A hug .......... Alf

Deshacer cambios


----------



## Jim Williams (Jul 6, 2011)

Nice pictures, that's one **** of an interesting looking slingshot!


----------



## orcrender (Sep 11, 2010)

That looks really good. Guess it helped his shooting.


----------



## philly (Jun 13, 2010)

Congratulations to your friend, very interesting sling shot. What distance do they compete at?
Philly


----------



## alfshooter (May 11, 2011)

Sling Jim said:


> Nice pictures, that's one **** of an interesting looking slingshot!


Thanks mate.
greeting


----------



## alfshooter (May 11, 2011)

orcrender said:


> That looks really good. Guess it helped his shooting.
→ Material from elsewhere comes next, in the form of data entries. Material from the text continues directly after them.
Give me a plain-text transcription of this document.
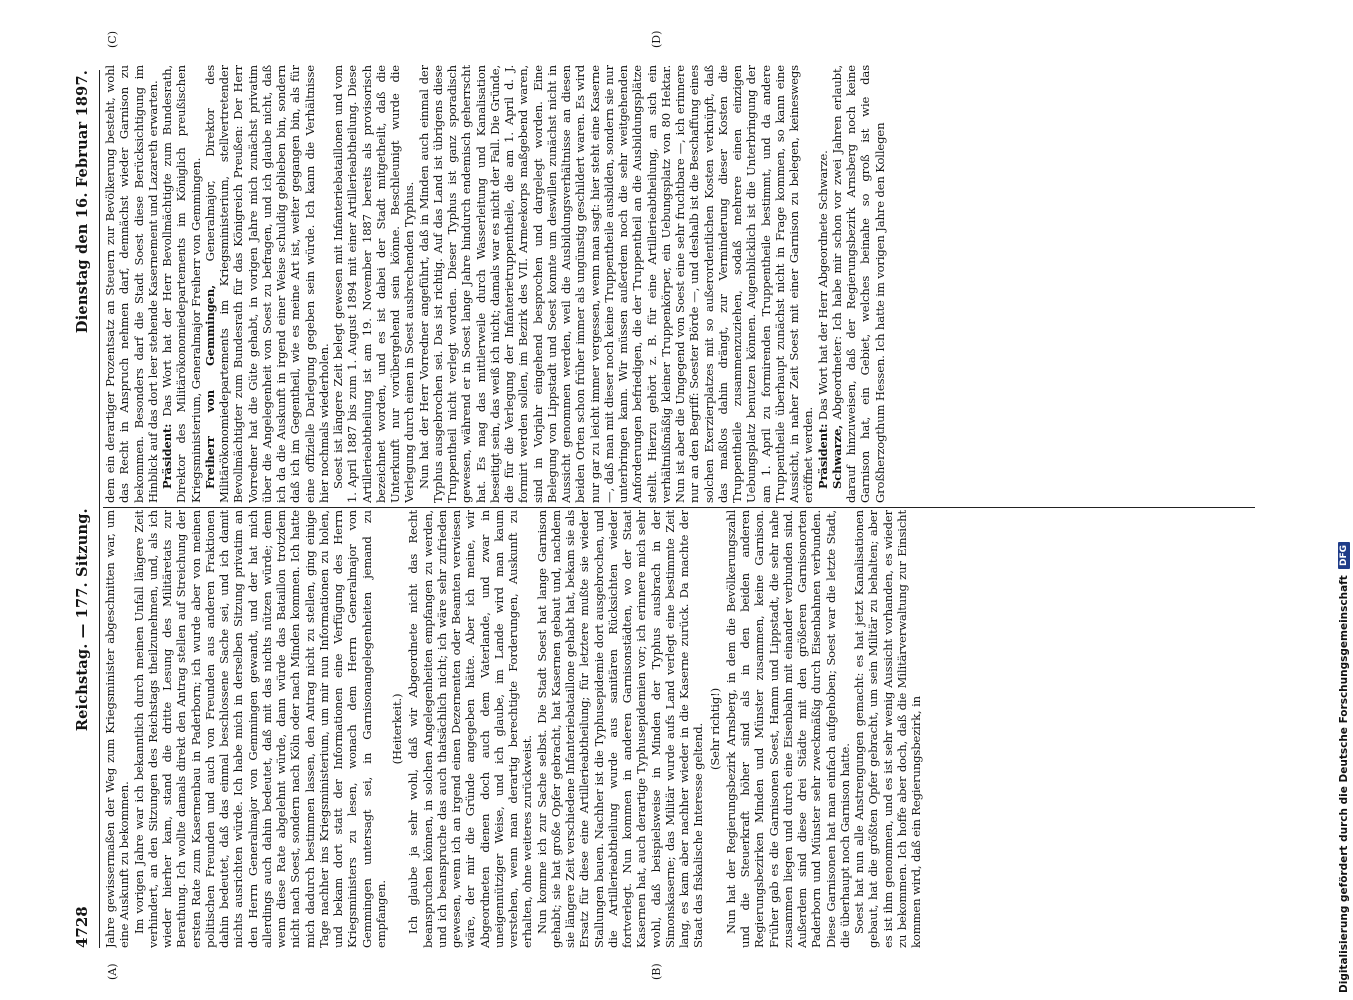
4728
Reichstag. — 177. Sitzung.
Dienstag den 16. Februar 1897.
(A)	(B)
(C)	(D)

Jahre gewissermaßen der Weg zum Kriegsminister abgeschnitten war, um eine Auskunft zu bekommen. Im vorigen Jahre war ich bekanntlich durch meinen Unfall längere Zeit verhindert, an den Sitzungen des Reichstags theilzunehmen, und, als ich wieder hierher kam, stand die dritte Lesung des Militäretats zur Berathung. Ich wollte damals direkt den Antrag stellen auf Streichung der ersten Rate zum Kasernenbau in Paderborn; ich wurde aber von meinen politischen Freunden und auch von Freunden aus anderen Fraktionen dahin bedeutet, daß das einmal beschlossene Sache sei, und ich damit nichts ausrichten würde. Ich habe mich in derselben Sitzung privatim an den Herrn Generalmajor von Gemmingen gewandt, und der hat mich allerdings auch dahin bedeutet, daß mit das nichts nützen würde; denn wenn diese Rate abgelehnt würde, dann würde das Bataillon trotzdem nicht nach Soest, sondern nach Köln oder nach Minden kommen. Ich hatte mich dadurch bestimmen lassen, den Antrag nicht zu stellen, ging einige Tage nachher ins Kriegsministerium, um mir nun Informationen zu holen, und bekam dort statt der Informationen eine Verfügung des Herrn Kriegsministers zu lesen, wonach dem Herrn Generalmajor von Gemmingen untersagt sei, in Garnisonangelegenheiten jemand zu empfangen.

(Heiterkeit.) Ich glaube ja sehr wohl, daß wir Abgeordnete nicht das Recht beanspruchen können, in solchen Angelegenheiten empfangen zu werden, und ich beanspruche das auch thatsächlich nicht; ich wäre sehr zufrieden gewesen, wenn ich an irgend einen Dezernenten oder Beamten verwiesen wäre, der mir die Gründe angegeben hätte. Aber ich meine, wir Abgeordneten dienen doch auch dem Vaterlande, und zwar in uneigennütziger Weise, und ich glaube, im Lande wird man kaum verstehen, wenn man derartig berechtigte Forderungen, Auskunft zu erhalten, ohne weiteres zurückweist. Nun komme ich zur Sache selbst. Die Stadt Soest hat lange Garnison gehabt; sie hat große Opfer gebracht, hat Kasernen gebaut und, nachdem sie längere Zeit verschiedene Infanteriebataillone gehabt hat, bekam sie als Ersatz für diese eine Artillerieabtheilung; für letztere mußte sie wieder Stallungen bauen. Nachher ist die Typhusepidemie dort ausgebrochen, und die Artillerieabtheilung wurde aus sanitären Rücksichten wieder fortverlegt. Nun kommen in anderen Garnisonstädten, wo der Staat Kasernen hat, auch derartige Typhusepidemien vor; ich erinnere mich sehr wohl, daß beispielsweise in Minden der Typhus ausbrach in der Simonskaserne; das Militär wurde aufs Land verlegt eine bestimmte Zeit lang, es kam aber nachher wieder in die Kaserne zurück. Da machte der Staat das fiskalische Interesse geltend. (Sehr richtig!) Nun hat der Regierungsbezirk Arnsberg, in dem die Bevölkerungszahl und die Steuerkraft höher sind als in den beiden anderen Regierungsbezirken Minden und Münster zusammen, keine Garnison. Früher gab es die Garnisonen Soest, Hamm und Lippstadt, die sehr nahe zusammen liegen und durch eine Eisenbahn mit einander verbunden sind. Außerdem sind diese drei Städte mit den größeren Garnisonorten Paderborn und Münster sehr zweckmäßig durch Eisenbahnen verbunden. Diese Garnisonen hat man einfach aufgehoben; Soest war die letzte Stadt, die überhaupt noch Garnison hatte. Soest hat nun alle Anstrengungen gemacht: es hat jetzt Kanalisationen gebaut, hat die größten Opfer gebracht, um sein Militär zu behalten; aber es ist ihm genommen, und es ist sehr wenig Aussicht vorhanden, es wieder zu bekommen. Ich hoffe aber doch, daß die Militärverwaltung zur Einsicht kommen wird, daß ein Regierungsbezirk, in

dem ein derartiger Prozentsatz an Steuern zur Bevölkerung besteht, wohl das Recht in Anspruch nehmen darf, demnächst wieder Garnison zu bekommen. Besonders darf die Stadt Soest diese Berücksichtigung im Hinblick auf das dort leer stehende Kasernement und Lazareth erwarten. Präsident: Das Wort hat der Herr Bevollmächtigte zum Bundesrath, Direktor des Militärökonomiedepartements im Königlich preußischen Kriegsministerium, Generalmajor Freiherr von Gemmingen. Freiherr von Gemmingen, Generalmajor, Direktor des Militärökonomiedepartements im Kriegsministerium, stellvertretender Bevollmächtigter zum Bundesrath für das Königreich Preußen: Der Herr Vorredner hat die Güte gehabt, in vorigen Jahre mich zunächst privatim über die Angelegenheit von Soest zu befragen, und ich glaube nicht, daß ich da die Auskunft in irgend einer Weise schuldig geblieben bin, sondern daß ich im Gegentheil, wie es meine Art ist, weiter gegangen bin, als für eine offizielle Darlegung gegeben sein würde. Ich kann die Verhältnisse hier nochmals wiederholen. Soest ist längere Zeit belegt gewesen mit Infanteriebataillonen und vom 1. April 1887 bis zum 1. August 1894 mit einer Artillerieabtheilung. Diese Artillerieabtheilung ist am 19. November 1887 bereits als provisorisch bezeichnet worden, und es ist dabei der Stadt mitgetheilt, daß die Unterkunft nur vorübergehend sein könne. Beschleunigt wurde die Verlegung durch einen in Soest ausbrechenden Typhus. Nun hat der Herr Vorredner angeführt, daß in Minden auch einmal der Typhus ausgebrochen sei. Das ist richtig. Auf das Land ist übrigens diese Truppentheil nicht verlegt worden. Dieser Typhus ist ganz sporadisch gewesen, während er in Soest lange Jahre hindurch endemisch geherrscht hat. Es mag das mittlerweile durch Wasserleitung und Kanalisation beseitigt sein, das weiß ich nicht; damals war es nicht der Fall. Die Gründe, die für die Verlegung der Infanterietruppentheile, die am 1. April d. J. formirt werden sollen, im Bezirk des VII. Armeekorps maßgebend waren, sind in Vorjahr eingehend besprochen und dargelegt worden. Eine Belegung von Lippstadt und Soest konnte um deswillen zunächst nicht in Aussicht genommen werden, weil die Ausbildungsverhältnisse an diesen beiden Orten schon früher immer als ungünstig geschildert waren. Es wird nur gar zu leicht immer vergessen, wenn man sagt: hier steht eine Kaserne —, daß man mit dieser noch keine Truppentheile ausbilden, sondern sie nur unterbringen kann. Wir müssen außerdem noch die sehr weitgehenden Anforderungen befriedigen, die der Truppentheil an die Ausbildungsplätze stellt. Hierzu gehört z. B. für eine Artillerieabtheilung, an sich ein verhältnißmäßig kleiner Truppenkörper, ein Uebungsplatz von 80 Hektar. Nun ist aber die Umgegend von Soest eine sehr fruchtbare —, ich erinnere nur an den Begriff: Soester Börde —, und deshalb ist die Beschaffung eines solchen Exerzierplatzes mit so außerordentlichen Kosten verknüpft, daß das maßlos dahin drängt, zur Verminderung dieser Kosten die Truppentheile zusammenzuziehen, sodaß mehrere einen einzigen Uebungsplatz benutzen können. Augenblicklich ist die Unterbringung der am 1. April zu formirenden Truppentheile bestimmt, und da andere Truppentheile überhaupt zunächst nicht in Frage kommen, so kann eine Aussicht, in naher Zeit Soest mit einer Garnison zu belegen, keineswegs eröffnet werden. Präsident: Das Wort hat der Herr Abgeordnete Schwarze.

Schwarze, Abgeordneter: Ich habe mir schon vor zwei Jahren erlaubt, darauf hinzuweisen, daß der Regierungsbezirk Arnsberg noch keine Garnison hat, ein Gebiet, welches beinahe so groß ist wie das Großherzogthum Hessen. Ich hatte im vorigen Jahre den Kollegen

Digitalisierung gefördert durch die Deutsche Forschungsgemeinschaft
DFG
You are right, has improved, but will have to practice hard to make solid change.


----------



## alfshooter (May 11, 2011)

philly said:


> Congratulations to your friend, very interesting sling shot. What distance do they compete at?
> Philly


Philly, we are practicing to 10 meters, is the official distance in many tournaments


----------



## Charles (Aug 26, 2010)

Would love to get my hands on that slingshot to see how it is made and to try it out. Thanks so much for the detailed photos.

Cheers ..... Charles


----------



## alfshooter (May 11, 2011)

Charles said:


> Would love to get my hands on that slingshot to see how it is made and to try it out. Thanks so much for the detailed photos.
> 
> Cheers ..... Charles


Charles thank you very much, I will try to get more details of the design.
a hug


----------



## Imperial (Feb 9, 2011)

i will add this to my list of " must make " . it looks to be very effective .


----------



## M.J (Nov 1, 2010)

Very nice tribute!


----------



## Dayhiker (Mar 13, 2010)

That's a nice looking slingshot.


----------



## alfshooter (May 11, 2011)

Hello friends
Imperial, encouragement is easy to make.
M_J, thank you.
DayHiker, a hug.


----------